Prescribing more intensive lipid lowering regimens can only be effective in cardiovascular prevention if patients remain adherent with therapy. The combination of greater adherence to more intensive lipid lowering therapy results in more effective lowering of both LDL-C and cardiovascular risk [38]. Accordingly, approaches to facilitate shared decision making by both patient and clinician, with a view to improving long term therapeutic adherence is critical to more effectively prevent the risk of cardiovascular events [123]. Educational tools that assist in demonstrating the level of risk for patients can assist in decision making, whether they distil risk scores or use additional information from imaging or genetic scores. Additional digital tools, such as text messages or use of chatbots, can assist in promoting long term adherence to therapies. Efforts are underway to reinstate LDL-C measurements as a quality metric for patients with acute coronary syndromes, as an approach to ensuring more effective lipid management [124]. An alternative approach to achieving more effective long term lipid control involves the use of combination therapy, with lower statin doses, to minimise drug discontinuation and maintenance of cardiovascular risk lowering [125]. More work is required in each of these areas to develop effective models of care that can be integrated into local management plans and used in a fit for purpose strategy with patients.

Gene Editing

Advances in gene editing now permit selective targeting of gene editing of factors involved in lipid metabolism within the hepatocyte.

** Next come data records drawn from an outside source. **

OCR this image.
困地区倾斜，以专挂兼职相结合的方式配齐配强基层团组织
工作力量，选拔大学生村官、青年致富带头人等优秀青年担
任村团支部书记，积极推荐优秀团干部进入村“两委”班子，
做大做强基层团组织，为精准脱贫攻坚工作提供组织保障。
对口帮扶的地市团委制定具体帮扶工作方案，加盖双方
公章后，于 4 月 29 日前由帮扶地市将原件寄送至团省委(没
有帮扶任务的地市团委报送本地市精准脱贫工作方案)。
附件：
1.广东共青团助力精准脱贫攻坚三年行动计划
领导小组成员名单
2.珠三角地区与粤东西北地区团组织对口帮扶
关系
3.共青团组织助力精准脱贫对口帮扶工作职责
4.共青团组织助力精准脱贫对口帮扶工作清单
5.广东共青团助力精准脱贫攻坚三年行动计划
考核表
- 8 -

Early human studies of gene editing have targeted both PCSK9 and ANGPTL3, with evidence of durable and robust LDL-C lowering in non-human primates [126]. While longer studies are required to characterize both efficacy and safety of these interventions, they do present the potential for a once in a lifetime approach to management of dyslipidemia.

Conclusion

While statins have played a major role in lowering levels of LDL-C and cardiovascular events, residual risk and challenges with achieving treatment targets highlight the need to develop additional lipid lowering agents. Genetic studies have identified a number of pharmacological targets that have led to new therapies, which favorably modulate lipid levels in the blood, plaque burden and composition within the artery wall and ultimately cardiovascular risk. The use of these therapies, both in combination with statins and as monotherapy in patients unable to tolerate statins, have the potential to achieve more effective lipid lowering and prevention of cardiovascular disease.